Marangozcular Çarşısı’nın yorgunu

Marangozcular Çarşısı Diyarbakır’ın en eski çarşılarından biri. Çarşının esnaflarından olan Hüseyin Berçin, çarşıda eski hareketli günlerin kalmadığını belirtiyor. Berçin, eskiden onlarca ahşap eşya ürettiklerini, şimdiyse sadece sedir ile kûrsî ürettiklerini söylüyor.

Google Haberlere Abone ol

DİYARBAKIR - Hızarların sesi sokağı doldurmuştu.

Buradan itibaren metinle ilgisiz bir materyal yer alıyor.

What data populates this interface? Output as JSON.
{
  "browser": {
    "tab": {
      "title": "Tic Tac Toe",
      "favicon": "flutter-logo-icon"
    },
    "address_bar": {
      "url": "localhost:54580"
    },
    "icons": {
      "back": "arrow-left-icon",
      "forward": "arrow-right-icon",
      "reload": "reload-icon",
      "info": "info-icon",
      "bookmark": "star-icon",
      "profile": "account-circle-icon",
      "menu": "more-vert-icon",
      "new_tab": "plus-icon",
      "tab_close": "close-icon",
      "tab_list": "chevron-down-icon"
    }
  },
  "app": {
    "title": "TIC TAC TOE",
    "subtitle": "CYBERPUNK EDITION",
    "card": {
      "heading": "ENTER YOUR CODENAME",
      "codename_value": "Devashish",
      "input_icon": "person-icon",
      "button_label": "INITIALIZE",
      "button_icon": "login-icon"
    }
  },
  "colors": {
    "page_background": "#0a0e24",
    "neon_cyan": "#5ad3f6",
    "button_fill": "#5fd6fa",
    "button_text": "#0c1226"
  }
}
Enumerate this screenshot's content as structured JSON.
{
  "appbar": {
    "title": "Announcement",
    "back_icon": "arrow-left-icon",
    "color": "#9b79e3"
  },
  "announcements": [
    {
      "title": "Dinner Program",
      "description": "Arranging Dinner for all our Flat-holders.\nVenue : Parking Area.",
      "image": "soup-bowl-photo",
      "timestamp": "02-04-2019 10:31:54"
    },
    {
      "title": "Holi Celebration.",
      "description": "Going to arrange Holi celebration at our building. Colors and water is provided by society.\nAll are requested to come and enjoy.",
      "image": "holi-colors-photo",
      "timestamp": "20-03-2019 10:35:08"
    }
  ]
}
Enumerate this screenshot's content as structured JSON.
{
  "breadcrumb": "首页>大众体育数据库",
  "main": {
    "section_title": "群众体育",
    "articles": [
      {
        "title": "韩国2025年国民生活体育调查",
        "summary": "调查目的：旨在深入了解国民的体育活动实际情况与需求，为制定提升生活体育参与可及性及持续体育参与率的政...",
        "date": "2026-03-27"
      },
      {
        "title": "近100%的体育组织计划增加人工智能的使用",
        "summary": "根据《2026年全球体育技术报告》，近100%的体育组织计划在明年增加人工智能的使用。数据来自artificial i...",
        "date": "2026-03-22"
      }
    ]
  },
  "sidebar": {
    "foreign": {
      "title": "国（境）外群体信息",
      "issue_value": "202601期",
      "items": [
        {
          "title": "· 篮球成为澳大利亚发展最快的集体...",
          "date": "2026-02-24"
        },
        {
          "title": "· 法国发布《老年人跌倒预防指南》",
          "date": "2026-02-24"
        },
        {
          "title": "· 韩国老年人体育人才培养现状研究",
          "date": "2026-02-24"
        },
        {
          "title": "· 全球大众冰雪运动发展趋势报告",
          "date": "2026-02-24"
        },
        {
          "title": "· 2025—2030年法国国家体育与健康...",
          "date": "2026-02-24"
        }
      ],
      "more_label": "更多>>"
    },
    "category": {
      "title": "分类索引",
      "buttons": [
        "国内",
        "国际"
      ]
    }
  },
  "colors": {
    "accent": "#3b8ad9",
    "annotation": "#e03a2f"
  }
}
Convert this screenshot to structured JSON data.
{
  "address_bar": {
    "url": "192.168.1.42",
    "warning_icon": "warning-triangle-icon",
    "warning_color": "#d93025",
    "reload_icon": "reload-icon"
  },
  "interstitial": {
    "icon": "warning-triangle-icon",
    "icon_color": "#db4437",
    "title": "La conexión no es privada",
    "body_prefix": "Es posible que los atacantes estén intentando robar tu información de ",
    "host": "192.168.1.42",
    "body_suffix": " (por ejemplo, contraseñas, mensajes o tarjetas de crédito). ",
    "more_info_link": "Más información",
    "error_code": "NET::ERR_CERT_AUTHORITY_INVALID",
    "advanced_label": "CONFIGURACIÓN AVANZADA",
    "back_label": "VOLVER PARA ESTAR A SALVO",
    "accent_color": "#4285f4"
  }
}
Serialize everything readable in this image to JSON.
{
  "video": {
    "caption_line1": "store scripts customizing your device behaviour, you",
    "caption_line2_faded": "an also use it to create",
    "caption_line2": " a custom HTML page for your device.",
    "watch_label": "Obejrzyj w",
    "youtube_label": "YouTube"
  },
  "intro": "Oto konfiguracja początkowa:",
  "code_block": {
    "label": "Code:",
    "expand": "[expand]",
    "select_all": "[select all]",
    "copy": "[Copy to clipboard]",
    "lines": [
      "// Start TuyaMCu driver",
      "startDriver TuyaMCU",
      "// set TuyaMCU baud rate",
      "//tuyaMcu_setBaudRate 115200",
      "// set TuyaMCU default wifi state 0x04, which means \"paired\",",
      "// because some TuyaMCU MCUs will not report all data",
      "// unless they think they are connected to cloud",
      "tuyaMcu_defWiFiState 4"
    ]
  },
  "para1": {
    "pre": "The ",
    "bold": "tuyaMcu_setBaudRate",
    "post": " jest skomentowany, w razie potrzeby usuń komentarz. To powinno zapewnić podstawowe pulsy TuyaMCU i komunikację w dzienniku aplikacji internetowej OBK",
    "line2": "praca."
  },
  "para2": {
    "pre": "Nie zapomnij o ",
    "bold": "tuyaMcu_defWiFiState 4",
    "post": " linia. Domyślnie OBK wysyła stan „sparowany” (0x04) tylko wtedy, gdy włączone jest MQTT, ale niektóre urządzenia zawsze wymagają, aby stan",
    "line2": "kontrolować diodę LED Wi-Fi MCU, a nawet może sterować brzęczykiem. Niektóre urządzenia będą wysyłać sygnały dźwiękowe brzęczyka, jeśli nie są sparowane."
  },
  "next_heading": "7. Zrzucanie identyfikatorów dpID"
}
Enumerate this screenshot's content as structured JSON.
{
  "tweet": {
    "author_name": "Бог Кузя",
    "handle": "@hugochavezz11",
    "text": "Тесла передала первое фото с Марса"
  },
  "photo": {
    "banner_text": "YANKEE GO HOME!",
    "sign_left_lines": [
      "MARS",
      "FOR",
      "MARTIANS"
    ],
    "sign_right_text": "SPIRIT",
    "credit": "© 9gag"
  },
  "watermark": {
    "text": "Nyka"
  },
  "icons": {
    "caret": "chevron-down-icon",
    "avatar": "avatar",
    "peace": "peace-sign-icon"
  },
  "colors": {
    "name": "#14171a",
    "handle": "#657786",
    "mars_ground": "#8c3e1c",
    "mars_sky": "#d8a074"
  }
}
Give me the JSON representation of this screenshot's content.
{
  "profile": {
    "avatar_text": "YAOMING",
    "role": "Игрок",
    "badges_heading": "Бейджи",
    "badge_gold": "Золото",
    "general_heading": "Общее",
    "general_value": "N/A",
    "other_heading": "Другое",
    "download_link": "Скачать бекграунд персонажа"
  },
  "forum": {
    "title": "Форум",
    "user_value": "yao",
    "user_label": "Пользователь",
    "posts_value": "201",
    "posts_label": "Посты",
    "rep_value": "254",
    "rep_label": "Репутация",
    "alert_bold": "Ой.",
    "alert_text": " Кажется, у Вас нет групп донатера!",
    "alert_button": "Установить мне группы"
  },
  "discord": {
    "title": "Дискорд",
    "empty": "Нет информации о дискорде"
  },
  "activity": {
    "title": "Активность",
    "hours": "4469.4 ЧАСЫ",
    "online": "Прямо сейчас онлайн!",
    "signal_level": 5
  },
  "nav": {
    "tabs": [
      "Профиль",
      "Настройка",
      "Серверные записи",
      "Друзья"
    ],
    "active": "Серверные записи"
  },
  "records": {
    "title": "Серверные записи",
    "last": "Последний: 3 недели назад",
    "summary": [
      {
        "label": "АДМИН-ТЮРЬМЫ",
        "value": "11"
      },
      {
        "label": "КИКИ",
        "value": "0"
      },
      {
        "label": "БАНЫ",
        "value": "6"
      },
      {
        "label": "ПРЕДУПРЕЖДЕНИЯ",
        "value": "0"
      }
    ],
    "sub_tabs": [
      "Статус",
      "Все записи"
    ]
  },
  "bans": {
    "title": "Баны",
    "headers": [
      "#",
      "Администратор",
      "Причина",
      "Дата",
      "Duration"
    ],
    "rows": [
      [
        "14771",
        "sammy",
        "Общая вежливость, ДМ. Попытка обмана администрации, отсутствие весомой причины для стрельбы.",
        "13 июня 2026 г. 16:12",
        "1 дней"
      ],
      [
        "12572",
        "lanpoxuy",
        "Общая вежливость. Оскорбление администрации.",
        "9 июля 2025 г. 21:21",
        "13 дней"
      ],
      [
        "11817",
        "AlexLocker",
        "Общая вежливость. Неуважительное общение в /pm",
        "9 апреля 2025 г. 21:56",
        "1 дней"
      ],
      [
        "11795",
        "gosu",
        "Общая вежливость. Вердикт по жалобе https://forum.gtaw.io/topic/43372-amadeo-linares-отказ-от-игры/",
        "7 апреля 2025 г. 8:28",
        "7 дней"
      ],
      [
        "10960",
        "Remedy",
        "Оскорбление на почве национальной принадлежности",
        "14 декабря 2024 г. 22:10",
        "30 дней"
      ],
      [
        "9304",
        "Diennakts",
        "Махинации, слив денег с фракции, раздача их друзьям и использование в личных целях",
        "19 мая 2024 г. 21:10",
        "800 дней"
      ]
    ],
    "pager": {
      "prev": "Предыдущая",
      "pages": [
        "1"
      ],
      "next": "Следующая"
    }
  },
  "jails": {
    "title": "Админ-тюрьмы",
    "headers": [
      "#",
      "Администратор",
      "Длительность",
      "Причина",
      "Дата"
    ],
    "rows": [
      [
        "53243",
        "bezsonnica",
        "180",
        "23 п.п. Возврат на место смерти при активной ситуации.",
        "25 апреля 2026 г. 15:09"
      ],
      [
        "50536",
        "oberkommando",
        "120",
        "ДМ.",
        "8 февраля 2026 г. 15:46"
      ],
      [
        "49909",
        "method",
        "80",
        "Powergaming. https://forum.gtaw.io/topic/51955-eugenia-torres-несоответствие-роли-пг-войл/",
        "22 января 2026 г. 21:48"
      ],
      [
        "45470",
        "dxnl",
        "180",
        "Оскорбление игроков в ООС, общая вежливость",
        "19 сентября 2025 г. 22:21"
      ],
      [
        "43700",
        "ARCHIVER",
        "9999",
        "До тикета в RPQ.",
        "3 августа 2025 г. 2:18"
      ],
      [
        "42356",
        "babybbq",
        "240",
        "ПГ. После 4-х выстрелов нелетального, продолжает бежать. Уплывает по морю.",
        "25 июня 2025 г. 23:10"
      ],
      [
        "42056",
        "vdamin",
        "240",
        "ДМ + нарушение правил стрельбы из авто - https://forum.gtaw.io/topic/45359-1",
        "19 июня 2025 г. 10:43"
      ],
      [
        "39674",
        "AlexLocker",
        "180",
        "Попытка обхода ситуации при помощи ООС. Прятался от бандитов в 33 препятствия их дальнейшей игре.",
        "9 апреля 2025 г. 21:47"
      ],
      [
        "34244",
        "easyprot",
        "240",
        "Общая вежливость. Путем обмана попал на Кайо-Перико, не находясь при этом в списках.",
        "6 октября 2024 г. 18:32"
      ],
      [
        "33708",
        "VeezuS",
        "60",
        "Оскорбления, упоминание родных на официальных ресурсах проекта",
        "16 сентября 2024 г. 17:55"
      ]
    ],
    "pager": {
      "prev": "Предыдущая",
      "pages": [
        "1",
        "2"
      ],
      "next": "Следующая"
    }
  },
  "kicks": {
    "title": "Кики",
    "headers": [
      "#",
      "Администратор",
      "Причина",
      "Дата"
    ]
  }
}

Kesilen, biçim verilen ağaçların tozu her taraftan insanın üzerine geliyordu. Vernik ve ağaç kokusu, tozla birlikte gelmese, sokak çok hoş kokacaktı.

Hüseyin Berçin, hızarın önüne attığı sandalyede oturmuş, çay içiyordu. Toz içindeydi. Saçları, kaşları, gözlerinin etrafı toz biriktirmişti. Çay molası verdiği yüzündeki yorgunluktan anlaşılıyordu.

Selam verip “Sohbet edelim mi biraz” dedim. Ayağa kalktı, “Tabii” dedi. Kimsin, benimle konuşmak istiyorsun, diye sormadı. Karşı dükkândaki bir delikanlıya seslendi, “Hele oradan bir kûrsî getir” dedi. Kûrsî geldi. Toz içindeydi. Aldırmadım.

Karşıdaki dükkânın kapalı kepenginde “ŞEHİT PÖH” yazıyordu.

O sormayacaktı, ben söyledim gazeteci olduğumu. “Biraz çarşıyı konuşalım istiyorum” dedim.

SOKAĞIN EN ESKİLERİNDEN

Hüseyin Berçin 58 yıl önce Mardinkapı’da doğmuş. Nerelisin diye sorunca bu karşılığı veriyor ama hemen ardından ekliyor: “Burada doğdum ama aslen Mardinliyim. Mardin’in Kabala ilçesinden. Dedem oradan gelip yerleşmiş Diyarbakır’a.”

İçinde bulunduğumuz sokağın bir namı var: Marangozcular Çarşısı. Hasanpaşa Hanı’nın sırtına dayanmış sokak için “bir zamanlar bir namı vardı” demek daha doğru belki. Berçin’in de dile getirdiği gibi eski heyecanını kaybetmiş bir sokak burası. “Eskiden” diyor Berçin, “Burada iki dakika oturan esnaf olmazdı. Sokakta hep insanlar olurdu. Şimdi bak, kimse yok.”

Hızar sesi olmasa sahiden de sessiz bir sokak. Sokaktan çok az insan geçiyor. Unutulmuş bir sokak gibi. Sokakta çalışanlar, kendilerinden başka kimse olmadığı için, beyhude bir iş yapıyorlarmış duygusuna neden oluyor.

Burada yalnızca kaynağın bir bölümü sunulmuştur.